Listen, it’s one thing for schools to not provide junk food for their students. In fact, a lot of schools are hopping on the healthy-eating bandwagon, either by choice or by force. That’s fine. If they want to fill their vending machines with tofu and seltzer water, great. Beautiful. That’s their business. But to flat-out tell parents what they can and cannot feed their children for lunch?! Does that not take micromanaging to a whole new level? (And believe me, if anyone knows micromanaging it’s me. So me.) The phrase “mind your business” comes to mind.

I have two thoughts on this. First, doesn’t human behavior dictate that when you make something totally illegal, totally impermissible and totally verboten, you also make it totally appealing?
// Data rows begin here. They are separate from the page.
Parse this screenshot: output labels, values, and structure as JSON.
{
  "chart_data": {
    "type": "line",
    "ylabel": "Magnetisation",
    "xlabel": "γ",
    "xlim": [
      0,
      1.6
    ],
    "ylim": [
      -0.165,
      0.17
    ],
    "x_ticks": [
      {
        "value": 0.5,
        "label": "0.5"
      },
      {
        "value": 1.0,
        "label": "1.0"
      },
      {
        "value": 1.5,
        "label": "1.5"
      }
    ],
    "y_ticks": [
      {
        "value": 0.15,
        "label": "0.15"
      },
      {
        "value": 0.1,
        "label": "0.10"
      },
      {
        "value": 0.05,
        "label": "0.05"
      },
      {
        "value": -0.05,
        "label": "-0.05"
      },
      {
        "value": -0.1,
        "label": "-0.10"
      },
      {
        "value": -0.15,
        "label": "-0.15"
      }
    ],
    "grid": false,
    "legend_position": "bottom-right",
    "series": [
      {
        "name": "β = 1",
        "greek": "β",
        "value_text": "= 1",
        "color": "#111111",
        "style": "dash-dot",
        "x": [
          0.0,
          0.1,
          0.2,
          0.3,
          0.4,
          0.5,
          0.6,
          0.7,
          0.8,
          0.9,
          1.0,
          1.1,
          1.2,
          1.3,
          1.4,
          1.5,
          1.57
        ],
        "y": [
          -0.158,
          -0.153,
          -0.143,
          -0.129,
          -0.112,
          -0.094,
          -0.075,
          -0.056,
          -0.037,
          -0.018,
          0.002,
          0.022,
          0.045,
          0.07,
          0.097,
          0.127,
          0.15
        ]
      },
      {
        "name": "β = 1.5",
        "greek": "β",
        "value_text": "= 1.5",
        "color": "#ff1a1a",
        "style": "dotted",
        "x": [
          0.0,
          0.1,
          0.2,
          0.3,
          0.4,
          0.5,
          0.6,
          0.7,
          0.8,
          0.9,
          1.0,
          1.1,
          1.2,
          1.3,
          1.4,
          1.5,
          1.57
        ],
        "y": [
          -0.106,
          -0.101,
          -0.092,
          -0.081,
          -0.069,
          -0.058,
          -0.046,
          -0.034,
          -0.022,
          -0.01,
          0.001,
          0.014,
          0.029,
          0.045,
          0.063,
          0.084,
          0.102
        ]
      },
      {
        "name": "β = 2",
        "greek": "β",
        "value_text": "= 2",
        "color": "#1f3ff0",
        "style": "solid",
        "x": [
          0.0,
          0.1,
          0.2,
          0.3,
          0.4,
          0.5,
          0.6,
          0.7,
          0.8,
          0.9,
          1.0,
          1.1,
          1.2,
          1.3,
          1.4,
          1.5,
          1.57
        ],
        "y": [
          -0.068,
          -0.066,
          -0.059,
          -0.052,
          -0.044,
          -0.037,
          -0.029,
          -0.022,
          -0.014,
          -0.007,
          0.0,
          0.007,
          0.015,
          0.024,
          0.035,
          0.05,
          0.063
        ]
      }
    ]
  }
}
This school is pretty much guaranteeing that all of its students will be 400 pounds by high school graduation.

And two, in a world where children aren’t even safe at school – from violence, abuse or bullying – aren’t there more important conversations we should be having? Is a delicious crème-filled chocolate cookie really the problem? I'm leaning towards no.

And on that note, I’m off to buy a package of Double Stuf Oreos. We as Americans must stand united on this; we must make our voices heard.

So I will overindulge on Oreos, not because I want to, but because, as a true patriot, it is my duty.

I’m sure I won’t enjoy a single bite.